Вернувшись домой, он попросил Элию и Корнелию Суллу покинуть комнату, где лежал Сулла-младший, и, сев в кресло Элии, уставился на исхудавшее лицо сына. Он не понимал собственных чувств. Горе, утрата, бесповоротность случившегося слиплись у него внутри в огромную свинцовую глыбу; он мог влачить этот груз, но на это уходили все его силы, и на то, чтобы разбираться в собственных чувствах, сил уже не оставалось. Перед ним лежали развалины его дома, останки лучшего его друга, спутника его преклонных лет, наследника его имени, богатства, репутации, карьеры. Все погибло за какие-то тридцать часов – и не по воле богов, не по причуде судьбы. Всего лишь осложнение после простуды, воспаленные легкие, сдавившие сердце… Тысячи расстаются с жизнью по той же самой причине. Не по чьей-то вине, не по чьему-то злому умыслу. Случайность. Для мальчика, уже ничего не чувствовавшего и не понимавшего перед смертью, это был лишь конец мучений. Для тех же, кто остался жить, кто все понимал и чувствовал, то была раздавшаяся в середине жизненного пути прелюдия к грядущей пустоте – траурный марш, который отзвучит только вместе с жизнью. Его сын мертв. Его друг ушел навсегда.

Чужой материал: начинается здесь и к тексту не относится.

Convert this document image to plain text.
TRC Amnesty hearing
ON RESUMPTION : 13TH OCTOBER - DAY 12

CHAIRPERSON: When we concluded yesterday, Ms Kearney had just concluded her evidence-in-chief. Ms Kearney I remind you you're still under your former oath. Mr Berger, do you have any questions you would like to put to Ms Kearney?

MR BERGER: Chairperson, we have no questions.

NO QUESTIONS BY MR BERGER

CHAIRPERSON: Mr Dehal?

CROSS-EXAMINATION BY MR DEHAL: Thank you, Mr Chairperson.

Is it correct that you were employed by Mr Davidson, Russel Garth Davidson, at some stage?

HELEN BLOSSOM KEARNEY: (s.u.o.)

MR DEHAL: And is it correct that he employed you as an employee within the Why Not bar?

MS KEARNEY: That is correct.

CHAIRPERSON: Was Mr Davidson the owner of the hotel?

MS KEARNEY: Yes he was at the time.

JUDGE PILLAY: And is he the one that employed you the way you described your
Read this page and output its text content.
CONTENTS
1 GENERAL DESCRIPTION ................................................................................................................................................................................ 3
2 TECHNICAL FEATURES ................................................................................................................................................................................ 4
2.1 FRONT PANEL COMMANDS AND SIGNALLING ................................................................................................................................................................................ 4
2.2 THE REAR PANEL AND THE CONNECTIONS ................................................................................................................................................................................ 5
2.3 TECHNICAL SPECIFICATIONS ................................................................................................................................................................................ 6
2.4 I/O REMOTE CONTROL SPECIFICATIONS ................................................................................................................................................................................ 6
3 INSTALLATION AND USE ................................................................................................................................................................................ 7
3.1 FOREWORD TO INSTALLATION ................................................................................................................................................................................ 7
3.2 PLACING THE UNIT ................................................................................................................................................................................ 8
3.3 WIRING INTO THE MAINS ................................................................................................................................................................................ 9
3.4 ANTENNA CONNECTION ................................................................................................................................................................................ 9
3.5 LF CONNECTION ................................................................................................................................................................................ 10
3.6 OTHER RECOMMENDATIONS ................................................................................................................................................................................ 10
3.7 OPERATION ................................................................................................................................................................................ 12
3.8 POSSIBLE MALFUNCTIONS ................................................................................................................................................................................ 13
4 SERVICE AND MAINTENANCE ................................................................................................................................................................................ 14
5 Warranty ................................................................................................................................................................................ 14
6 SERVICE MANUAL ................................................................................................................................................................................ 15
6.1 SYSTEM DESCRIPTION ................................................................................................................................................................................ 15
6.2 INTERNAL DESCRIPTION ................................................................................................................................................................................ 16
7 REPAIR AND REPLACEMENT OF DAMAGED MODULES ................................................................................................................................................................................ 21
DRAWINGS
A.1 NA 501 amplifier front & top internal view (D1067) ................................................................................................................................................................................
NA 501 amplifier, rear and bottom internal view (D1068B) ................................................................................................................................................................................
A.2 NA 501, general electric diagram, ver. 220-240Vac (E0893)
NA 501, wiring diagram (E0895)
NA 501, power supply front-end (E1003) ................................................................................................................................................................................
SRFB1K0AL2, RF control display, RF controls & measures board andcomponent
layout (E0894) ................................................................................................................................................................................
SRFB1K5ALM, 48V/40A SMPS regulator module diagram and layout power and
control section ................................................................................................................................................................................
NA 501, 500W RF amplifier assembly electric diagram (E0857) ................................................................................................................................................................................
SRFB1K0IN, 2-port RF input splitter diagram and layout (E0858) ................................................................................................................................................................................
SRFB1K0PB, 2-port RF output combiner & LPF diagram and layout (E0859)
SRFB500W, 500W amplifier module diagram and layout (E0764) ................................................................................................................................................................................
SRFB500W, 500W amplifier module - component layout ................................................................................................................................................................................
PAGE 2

Через два часа его сменила Элия, а он ушел к себе в кабинет и сел писать письмо Метробию.
Он тщательно запечатал письмо, вызвал управляющего и объяснил, куда его отнести. А потом уставился на стену, где – вот ведь странная штука жизнь! – сидящий на краю гроба Ахилл сжимал в объятиях Патрокла. Видимо, под впечатлением от трагических масок в великих пьесах художник изобразил Ахилла в страшном отчаянии, с широко разинутым ртом. Сулла счел это грубой ошибкой, дерзким вторжением в мир искреннего горя, кое не вправе наблюдать низкая толпа. Он хлопнул в ладоши и при появлении управляющего сказал:
– Найди завтра кого-нибудь, чтобы эту мазню закрасили.
– Луций Корнелий, пришли из похоронной конторы. В атрии все уже готово для торжественного прощания с твоим сыном, – доложил управляющий, всхлипывая.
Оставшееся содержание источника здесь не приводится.